I guess I need to refresh my knowledge of Java world

Got a small project for my friend which could be a good way to get back in touch with Spring. Is Hibernate still a thing?

Yes hibernate is still around, with jpa annotations on entities instead of hibernate ones. You can also use mongodb and annotate entities with spring data annotations instead.

Check out spring boot (hassle free spring) and liquibase (db migrations).
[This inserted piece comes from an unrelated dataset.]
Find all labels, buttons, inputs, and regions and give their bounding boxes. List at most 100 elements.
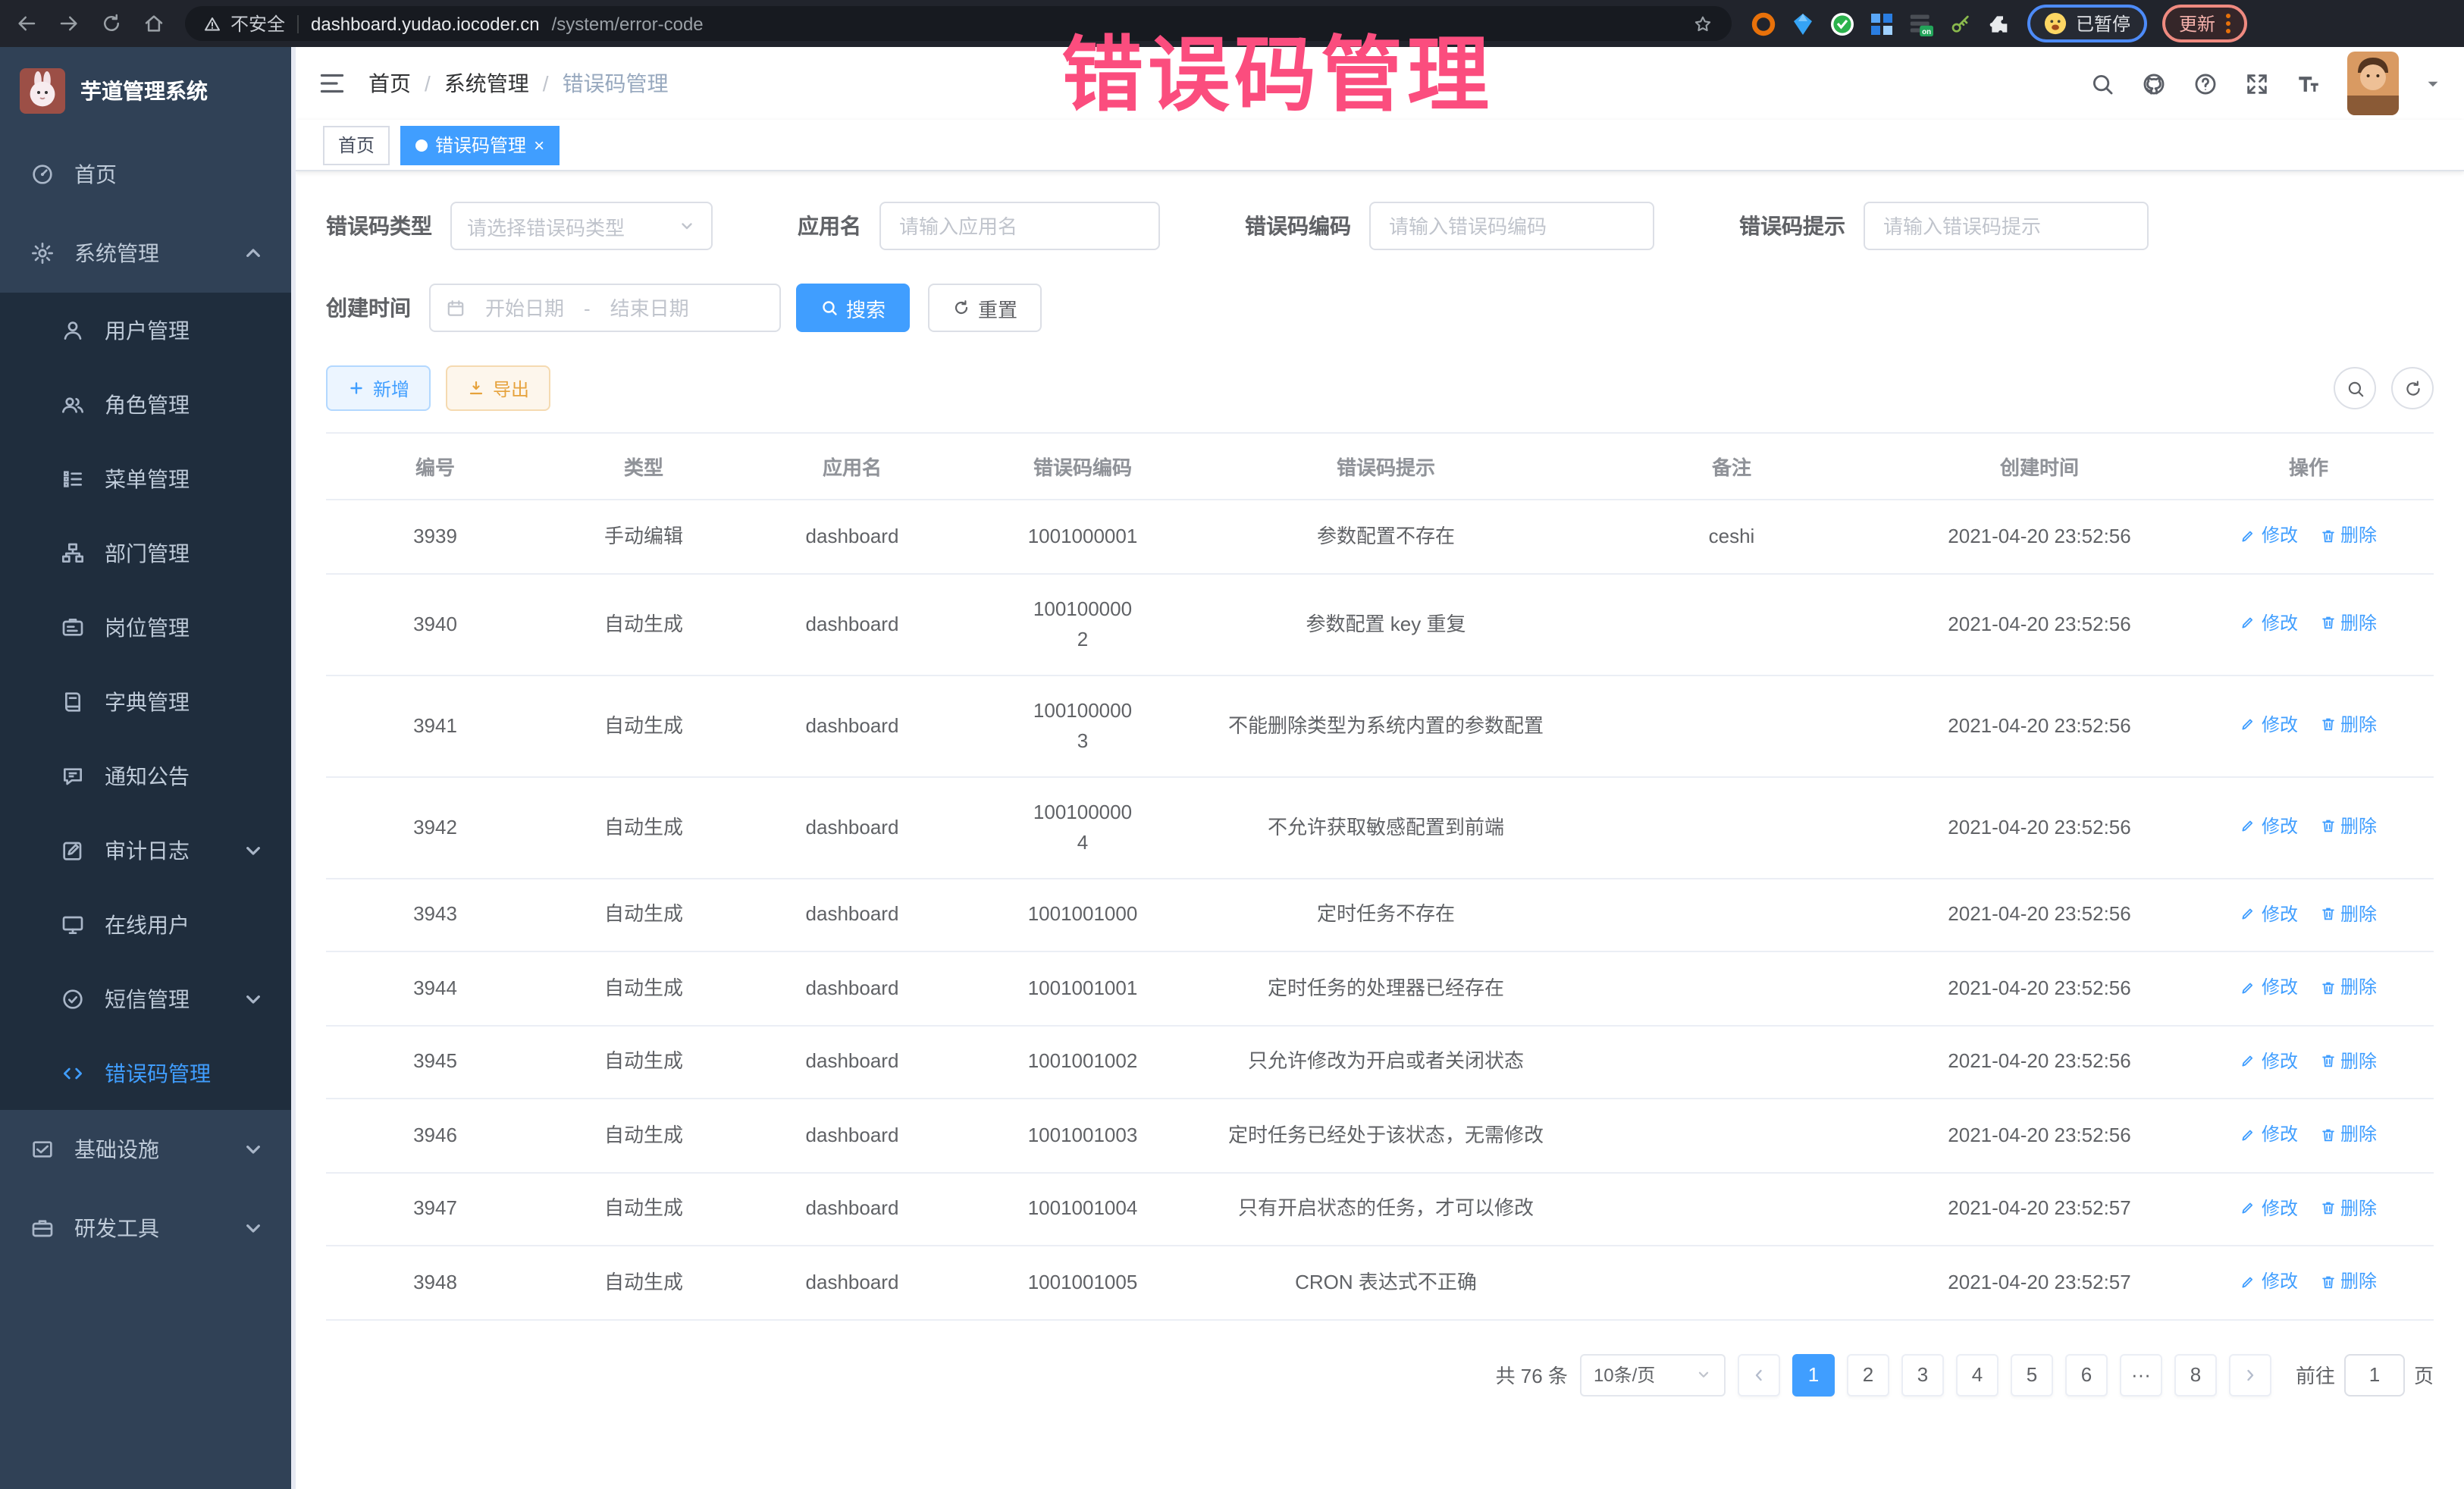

Also look at jhipster, I like that project, they are always on bleeding edge

Manit0u

Poland17450 Posts

December 27 2018 20:48 GMT

#19684

On December 28 2018 02:47 mantequilla wrote:

Show nested quote +

I created a project with spring boot, hibernate, postgresql (will need a relational db for this) and flyway for migrations. Will see how it goes. Thankfully I've got a senior Java dev next to me at the office who's worked for big companies like 2 Sigma so I should get it to work

mantequilla

Turkey779 Posts

December 31 2018 18:57 GMT

#19685

For a course project I'm designing a reliable multicast algorithm. Problem is my brain isn't working. So this would be a long and stupid question:

There are N peers, p1, p2...pn. One peer wants to send a message to all other peers. If every peer receives the message, everyone accepts the message. If someone can't get the message, no one accepts it. I don't care about being optimal or fast etc. just delivering the message to everyone is fine.
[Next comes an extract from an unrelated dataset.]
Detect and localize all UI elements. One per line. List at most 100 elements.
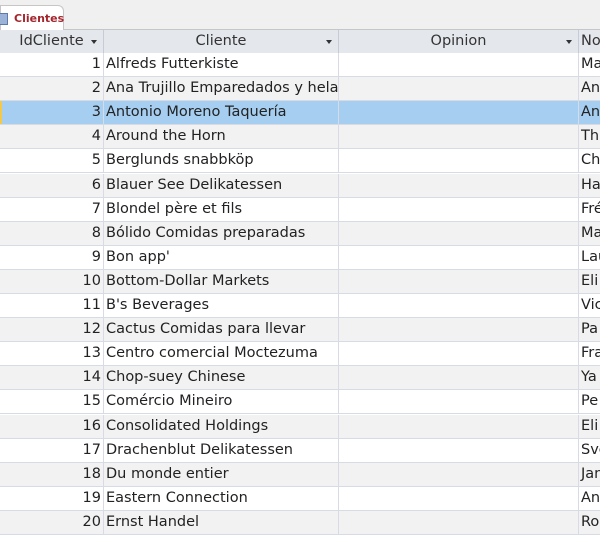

For the simplicity, let's assume there are only two peers. And we are delivering only a single packet, so there's no packet ordering etc. problem.

There are two peers, p1 and p2. p1 wants to send a message to everyone (well, just p2 in this example). I build a dictionary called "global state". It includes everyone's point of view of of who received the message:

At the very start it's like this, no one heard the message:


global_state = {
	p1: {
		p1: False,
		p2: False
	},
	p2: {
		p1: False,
		p2: False
	}
}

p1 wants to send a message, since p1 is the initiator, it knows that it heard the message (duh). So it marks this knowledge on global state object:


global_state_of_p1{
	p1: {
		p1: True,
		p2: False
	},
	p2: {
		p1: False,
		p2: False
	}
}

p1 then sends the above state info to p2. It just continually tries to send in a while loop, since it runs on UDP (course requirement). When p2 finally receives the message:
- p2 knows that p1 heard the message since it's the sender.
- p2 has also heard the message now
So p2's global state info becomes like this:


global_state_of_p2{
	p1: {
		p1: True,
		p2: False
	},
	p2: {
		p1: True, //p2 knows that p1 heard the message since it's the sender.
		p2: True //p2 has also heard the message now
	}
}

Then asks this question: who doesn't know that I heard the message? Obviously the answer is only p1. If there were more than 2 peers, there would be more peers who didn't know that p2 has heard the message. So p2 sends above global state info to these peers, in this case p1. There is a loop that continnually sends message to everyone who didn't hear (*)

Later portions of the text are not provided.